Over Indigenous Peoples Day weekend Oct. 8-10, the festival is planned to encompass more than 15 bands from around Greater Boston and “be held outdoors, in-person, on-site in many small gathering places. [The] intention is to reach communities that have not been able to participate in the past, for example Nubian Square in Roxbury, while also retaining Honk!’s historic connection to Davis Square,” Curtin said.

“The rule of thumb being that all participants will need to be local enough so that at the end of any given Honk! day, they can all return home and turn in on their very own beds,” she said.

In April, as plans for this year’s event were taking shape, the Honk! organizing committee updated a message to bands on its website to underline the message: “We ask that you respect our decision by not making plans to independently travel to Somerville during Indigenous People’s Weekend as ‘orphans’ or part of a pickup band.”

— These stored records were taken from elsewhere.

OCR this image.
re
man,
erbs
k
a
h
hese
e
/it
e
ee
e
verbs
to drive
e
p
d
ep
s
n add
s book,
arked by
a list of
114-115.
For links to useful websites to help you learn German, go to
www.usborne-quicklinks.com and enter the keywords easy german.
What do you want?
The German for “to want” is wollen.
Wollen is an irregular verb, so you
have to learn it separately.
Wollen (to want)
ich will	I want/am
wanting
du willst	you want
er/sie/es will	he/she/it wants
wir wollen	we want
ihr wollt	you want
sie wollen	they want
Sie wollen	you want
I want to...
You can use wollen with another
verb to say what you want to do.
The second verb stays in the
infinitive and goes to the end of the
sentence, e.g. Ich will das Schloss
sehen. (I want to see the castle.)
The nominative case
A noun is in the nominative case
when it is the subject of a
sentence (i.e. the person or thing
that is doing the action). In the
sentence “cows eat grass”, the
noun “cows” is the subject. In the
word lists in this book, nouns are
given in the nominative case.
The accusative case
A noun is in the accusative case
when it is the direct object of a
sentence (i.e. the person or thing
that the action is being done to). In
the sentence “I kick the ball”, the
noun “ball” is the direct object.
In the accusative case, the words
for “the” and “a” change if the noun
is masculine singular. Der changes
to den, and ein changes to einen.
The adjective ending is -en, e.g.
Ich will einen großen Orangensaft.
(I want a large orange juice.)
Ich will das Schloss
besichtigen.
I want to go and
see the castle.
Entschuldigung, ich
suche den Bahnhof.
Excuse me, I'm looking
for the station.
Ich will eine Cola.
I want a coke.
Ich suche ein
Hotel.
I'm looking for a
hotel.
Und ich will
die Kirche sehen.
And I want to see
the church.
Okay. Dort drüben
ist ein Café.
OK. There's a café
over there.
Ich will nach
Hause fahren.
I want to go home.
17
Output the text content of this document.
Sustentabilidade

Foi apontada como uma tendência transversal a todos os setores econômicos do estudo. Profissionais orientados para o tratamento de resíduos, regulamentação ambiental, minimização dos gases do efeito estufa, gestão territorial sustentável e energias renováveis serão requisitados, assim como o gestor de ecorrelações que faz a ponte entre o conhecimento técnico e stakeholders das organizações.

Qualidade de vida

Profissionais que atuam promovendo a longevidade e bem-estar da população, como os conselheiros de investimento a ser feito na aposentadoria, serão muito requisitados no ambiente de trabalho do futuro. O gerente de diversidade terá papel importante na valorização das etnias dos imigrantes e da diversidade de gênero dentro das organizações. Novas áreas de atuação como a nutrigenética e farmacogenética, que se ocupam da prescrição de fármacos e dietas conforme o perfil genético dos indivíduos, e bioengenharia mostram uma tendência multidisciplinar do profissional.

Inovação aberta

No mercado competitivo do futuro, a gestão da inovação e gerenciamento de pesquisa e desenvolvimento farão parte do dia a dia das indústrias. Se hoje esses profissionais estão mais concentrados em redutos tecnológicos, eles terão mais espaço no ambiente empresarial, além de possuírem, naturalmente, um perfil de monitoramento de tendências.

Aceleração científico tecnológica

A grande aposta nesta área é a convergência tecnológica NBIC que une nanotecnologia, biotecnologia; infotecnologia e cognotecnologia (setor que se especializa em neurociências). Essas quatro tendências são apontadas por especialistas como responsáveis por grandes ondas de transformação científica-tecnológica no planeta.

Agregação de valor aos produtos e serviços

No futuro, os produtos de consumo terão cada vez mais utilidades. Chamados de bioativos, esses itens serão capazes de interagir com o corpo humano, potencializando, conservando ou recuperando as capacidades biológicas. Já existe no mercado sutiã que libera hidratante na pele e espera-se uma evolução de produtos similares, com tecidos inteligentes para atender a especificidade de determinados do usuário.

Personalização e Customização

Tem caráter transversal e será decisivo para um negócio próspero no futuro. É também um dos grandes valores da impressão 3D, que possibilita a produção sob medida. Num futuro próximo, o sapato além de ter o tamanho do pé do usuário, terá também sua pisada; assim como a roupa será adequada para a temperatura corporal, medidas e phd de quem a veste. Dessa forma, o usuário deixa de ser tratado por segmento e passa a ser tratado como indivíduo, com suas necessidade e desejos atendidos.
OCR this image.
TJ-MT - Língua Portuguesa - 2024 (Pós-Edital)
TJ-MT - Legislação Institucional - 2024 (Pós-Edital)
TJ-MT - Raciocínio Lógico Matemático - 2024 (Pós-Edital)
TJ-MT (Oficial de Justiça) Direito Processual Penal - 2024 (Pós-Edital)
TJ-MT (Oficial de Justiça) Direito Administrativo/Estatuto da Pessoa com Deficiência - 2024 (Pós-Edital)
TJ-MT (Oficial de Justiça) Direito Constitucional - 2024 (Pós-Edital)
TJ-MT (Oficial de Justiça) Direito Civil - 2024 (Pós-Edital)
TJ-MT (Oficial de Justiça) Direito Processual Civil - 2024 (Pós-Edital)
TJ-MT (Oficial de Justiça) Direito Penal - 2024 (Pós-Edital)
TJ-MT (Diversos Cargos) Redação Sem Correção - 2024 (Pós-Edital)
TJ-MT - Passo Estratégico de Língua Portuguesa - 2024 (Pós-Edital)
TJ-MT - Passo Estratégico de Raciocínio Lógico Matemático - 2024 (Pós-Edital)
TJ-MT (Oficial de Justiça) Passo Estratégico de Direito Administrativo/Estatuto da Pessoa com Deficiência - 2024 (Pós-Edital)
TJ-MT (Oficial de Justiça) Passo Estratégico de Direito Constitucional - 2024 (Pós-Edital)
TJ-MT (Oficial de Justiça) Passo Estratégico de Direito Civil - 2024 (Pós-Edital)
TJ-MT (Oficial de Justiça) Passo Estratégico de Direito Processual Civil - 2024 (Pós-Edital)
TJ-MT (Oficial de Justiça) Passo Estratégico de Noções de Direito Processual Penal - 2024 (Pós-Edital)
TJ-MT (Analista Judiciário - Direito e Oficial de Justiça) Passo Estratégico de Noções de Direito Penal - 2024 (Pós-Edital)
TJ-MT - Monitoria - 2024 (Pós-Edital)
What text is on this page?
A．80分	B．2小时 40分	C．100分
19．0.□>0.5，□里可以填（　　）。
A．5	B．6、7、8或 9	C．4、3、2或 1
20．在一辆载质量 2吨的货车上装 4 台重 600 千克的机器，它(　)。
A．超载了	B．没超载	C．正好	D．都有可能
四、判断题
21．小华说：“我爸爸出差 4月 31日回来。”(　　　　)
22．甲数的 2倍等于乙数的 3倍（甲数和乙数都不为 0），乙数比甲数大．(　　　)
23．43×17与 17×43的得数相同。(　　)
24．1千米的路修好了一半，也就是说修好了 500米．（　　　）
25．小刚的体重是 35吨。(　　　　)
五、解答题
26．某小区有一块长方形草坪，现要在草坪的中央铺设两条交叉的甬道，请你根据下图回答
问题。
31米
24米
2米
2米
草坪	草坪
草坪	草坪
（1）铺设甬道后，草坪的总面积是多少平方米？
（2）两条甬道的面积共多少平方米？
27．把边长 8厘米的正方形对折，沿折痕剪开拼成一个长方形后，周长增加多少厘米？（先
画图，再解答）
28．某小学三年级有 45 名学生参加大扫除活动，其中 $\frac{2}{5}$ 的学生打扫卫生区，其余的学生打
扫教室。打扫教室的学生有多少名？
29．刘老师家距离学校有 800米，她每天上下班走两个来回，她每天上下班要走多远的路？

Instead of playing to 200,000 people at Harvard Square’s Oktoberfest, bands will devote Oct. 10 to presenting a series of online workshops on topics of interest to the Honk! community, some open to the general public, Curtin said. The music is to take place outdoors on the Friday and Saturday leading up to it, rain or shine.

The new approach will not only deliver “joy and justice” cosponsored by a wider number of grassroots community organizations, but achieve the festivals’ smallest carbon footprint ever, since the all-local rule means no bands need travel by bus or plane to take part, Curtin said.